陆崇礼笑了:“我小时候也学过一些拳脚功夫,你如果能把我打倒,那就不用学了。”
陆殿卿听这话,仰脸,再仰脸,看到比自己高很多很多的父亲。
他耸眉,突然觉得,自己要一直学练拳脚了。
陆崇礼笑着拍了拍儿子的小肩膀:“路漫漫其修远兮,吾将上下而求索,强身健体非一日之功,你慢慢来吧。”

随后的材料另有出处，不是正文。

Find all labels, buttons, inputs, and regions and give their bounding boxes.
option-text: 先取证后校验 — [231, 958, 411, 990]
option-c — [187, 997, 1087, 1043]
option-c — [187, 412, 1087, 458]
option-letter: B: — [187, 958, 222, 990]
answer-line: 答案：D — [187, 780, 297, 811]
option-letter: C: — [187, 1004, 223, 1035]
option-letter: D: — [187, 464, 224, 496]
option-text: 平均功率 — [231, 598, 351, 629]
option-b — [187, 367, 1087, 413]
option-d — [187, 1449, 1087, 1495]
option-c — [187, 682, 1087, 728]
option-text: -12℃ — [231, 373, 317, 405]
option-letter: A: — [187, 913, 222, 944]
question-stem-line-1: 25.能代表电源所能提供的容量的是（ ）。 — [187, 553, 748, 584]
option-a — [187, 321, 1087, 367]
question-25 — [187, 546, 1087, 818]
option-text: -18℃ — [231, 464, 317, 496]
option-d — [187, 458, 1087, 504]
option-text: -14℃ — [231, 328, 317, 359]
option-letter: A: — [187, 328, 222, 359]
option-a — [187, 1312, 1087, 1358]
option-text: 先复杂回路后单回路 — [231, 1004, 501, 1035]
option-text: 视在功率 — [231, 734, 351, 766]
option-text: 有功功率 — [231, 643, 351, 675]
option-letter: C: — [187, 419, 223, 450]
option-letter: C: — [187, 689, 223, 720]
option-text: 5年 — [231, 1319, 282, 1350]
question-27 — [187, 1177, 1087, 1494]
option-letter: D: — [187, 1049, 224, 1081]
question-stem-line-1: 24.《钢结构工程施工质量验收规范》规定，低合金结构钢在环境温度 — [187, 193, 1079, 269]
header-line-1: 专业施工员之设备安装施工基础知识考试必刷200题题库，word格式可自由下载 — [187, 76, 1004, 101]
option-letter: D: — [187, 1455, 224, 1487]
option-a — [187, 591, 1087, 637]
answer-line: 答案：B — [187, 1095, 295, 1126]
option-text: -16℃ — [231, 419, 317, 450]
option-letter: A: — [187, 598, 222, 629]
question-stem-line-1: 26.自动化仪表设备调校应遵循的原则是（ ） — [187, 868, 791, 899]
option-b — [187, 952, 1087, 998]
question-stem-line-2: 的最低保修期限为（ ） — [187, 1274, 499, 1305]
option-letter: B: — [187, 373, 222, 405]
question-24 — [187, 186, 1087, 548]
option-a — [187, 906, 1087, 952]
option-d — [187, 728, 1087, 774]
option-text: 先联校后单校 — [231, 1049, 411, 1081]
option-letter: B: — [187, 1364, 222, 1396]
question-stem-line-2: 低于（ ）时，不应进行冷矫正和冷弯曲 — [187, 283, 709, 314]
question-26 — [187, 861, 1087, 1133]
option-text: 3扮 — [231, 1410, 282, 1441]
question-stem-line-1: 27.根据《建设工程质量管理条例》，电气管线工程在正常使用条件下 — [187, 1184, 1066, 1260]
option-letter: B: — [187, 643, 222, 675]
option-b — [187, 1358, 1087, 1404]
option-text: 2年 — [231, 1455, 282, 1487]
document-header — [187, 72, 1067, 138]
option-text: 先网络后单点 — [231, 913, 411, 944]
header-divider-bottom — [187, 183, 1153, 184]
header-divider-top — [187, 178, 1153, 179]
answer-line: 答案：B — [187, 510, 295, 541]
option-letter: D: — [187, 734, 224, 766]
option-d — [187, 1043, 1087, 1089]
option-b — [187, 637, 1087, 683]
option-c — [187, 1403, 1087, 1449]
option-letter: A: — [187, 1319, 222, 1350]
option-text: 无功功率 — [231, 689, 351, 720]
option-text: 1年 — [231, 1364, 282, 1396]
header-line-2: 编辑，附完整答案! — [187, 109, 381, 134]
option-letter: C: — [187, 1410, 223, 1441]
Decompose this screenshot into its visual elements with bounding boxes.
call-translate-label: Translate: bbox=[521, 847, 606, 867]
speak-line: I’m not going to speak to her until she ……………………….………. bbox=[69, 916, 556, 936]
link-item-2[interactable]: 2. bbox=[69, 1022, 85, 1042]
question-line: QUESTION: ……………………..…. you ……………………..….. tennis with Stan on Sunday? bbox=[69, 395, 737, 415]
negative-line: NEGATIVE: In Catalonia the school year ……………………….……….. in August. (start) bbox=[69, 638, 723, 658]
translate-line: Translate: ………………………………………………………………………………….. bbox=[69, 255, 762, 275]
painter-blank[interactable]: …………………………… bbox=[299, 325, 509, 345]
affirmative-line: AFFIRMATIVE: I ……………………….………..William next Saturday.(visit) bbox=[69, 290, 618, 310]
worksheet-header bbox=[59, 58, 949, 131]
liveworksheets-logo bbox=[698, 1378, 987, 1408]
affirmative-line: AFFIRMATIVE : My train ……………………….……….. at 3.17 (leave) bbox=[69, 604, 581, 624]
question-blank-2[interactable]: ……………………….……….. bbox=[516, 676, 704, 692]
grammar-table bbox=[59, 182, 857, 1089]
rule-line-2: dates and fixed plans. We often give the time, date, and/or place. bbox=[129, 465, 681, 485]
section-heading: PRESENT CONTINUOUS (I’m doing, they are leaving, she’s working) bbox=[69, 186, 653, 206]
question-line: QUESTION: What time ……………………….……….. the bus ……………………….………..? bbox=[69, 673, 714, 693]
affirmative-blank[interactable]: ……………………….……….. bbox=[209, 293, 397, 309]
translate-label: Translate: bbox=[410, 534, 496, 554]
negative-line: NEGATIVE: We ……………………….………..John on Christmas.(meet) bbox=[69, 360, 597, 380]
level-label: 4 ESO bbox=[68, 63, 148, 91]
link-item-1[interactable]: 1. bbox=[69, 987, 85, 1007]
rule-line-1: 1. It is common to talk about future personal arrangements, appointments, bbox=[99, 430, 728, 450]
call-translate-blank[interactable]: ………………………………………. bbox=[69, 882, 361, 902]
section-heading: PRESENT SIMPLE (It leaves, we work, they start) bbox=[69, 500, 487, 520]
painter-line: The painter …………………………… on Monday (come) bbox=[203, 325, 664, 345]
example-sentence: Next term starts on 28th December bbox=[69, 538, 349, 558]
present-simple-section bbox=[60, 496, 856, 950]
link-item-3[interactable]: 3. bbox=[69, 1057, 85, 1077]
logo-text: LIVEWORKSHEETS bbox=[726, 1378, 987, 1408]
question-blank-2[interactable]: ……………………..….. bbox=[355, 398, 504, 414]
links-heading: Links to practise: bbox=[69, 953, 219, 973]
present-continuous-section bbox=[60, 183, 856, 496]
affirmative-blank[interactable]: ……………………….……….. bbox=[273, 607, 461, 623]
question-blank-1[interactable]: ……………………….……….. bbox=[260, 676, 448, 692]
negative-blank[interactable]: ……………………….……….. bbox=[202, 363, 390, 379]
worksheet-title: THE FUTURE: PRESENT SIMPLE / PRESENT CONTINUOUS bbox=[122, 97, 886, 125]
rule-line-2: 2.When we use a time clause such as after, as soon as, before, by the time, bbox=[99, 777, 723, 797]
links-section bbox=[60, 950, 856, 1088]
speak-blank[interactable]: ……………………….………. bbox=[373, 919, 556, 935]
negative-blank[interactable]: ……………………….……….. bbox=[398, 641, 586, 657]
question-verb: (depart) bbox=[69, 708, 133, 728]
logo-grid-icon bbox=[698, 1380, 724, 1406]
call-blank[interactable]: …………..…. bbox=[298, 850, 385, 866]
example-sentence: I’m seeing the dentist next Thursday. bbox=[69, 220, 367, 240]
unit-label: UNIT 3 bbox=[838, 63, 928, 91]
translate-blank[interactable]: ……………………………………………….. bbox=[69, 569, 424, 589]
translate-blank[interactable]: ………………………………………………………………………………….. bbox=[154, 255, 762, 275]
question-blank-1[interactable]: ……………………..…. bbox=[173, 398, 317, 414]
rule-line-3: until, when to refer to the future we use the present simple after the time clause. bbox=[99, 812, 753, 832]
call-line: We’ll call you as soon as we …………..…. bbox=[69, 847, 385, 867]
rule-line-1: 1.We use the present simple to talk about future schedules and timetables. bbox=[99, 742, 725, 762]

不过话虽然这么说,到底是降低了强度,从那天开始,每天只需要练习一个小时的拳脚了。
陆殿卿终于恢复了原来的生活,也去上了幼稚园,回家后看书写字画画,每天再抽工夫练练拳脚。
他自己照镜子,也发现自己长高了,比雷正德高一些了。
他便跃跃欲试,开始想着施展下自己的拳脚。
一直到有一天,圣诞节,圣诞树上挂了许多礼物,他和雷正德因为一个玩具打起来了。
陆殿卿抓住机会,狠狠地揍了雷正德,把雷正德打了一个鼻青脸肿,哇哇大哭。
打太狠了,这件事自然惊动了云菂,云菂无奈:“你看看你把儿子教的……学会打人了。”
陆崇礼淡淡地道:“我们要相信儿子,他生性纯良,不可能无缘无故打人的,你不用管,我来处理。”
云菂看他一眼:“可以,那我躲出去,装不在家,你全程负责。”
陆崇礼笑:“放心好了。”
于是陆崇礼先去和自己儿子聊了聊,知道起因就是抢玩具,雷正德先动的手,他当下便让人备了礼品,登门拜访了雷家,诚恳道歉,并表示负责全部医疗费用。
雷家其实心疼孩子得很,不过倒也没法说什么,陆崇礼又这么诚恳的样子,只能算了。
沈明芳不太高兴,想说什么,但是陆崇礼却先发制人:“以后还是得管着孩子一些,平时有什么,多说理,不能动手,殿卿这孩子学拳脚时,我是特特叮嘱过,凡事千万不要主动动手,人家不打你,你不能打人家,好在他还算听话,从未主动动手过,我倒是也还算欣慰。”
他顿了顿,才道:“只是没想到这次竟然把正德打成这样,下手也有些狠了,回去确实得教育。”
沈明芳脸色不好看,陆崇礼这意思仿佛自己儿子动的手,陆殿卿的错竟然不是打人,而是“下手太狠了”,那意思本来就该打?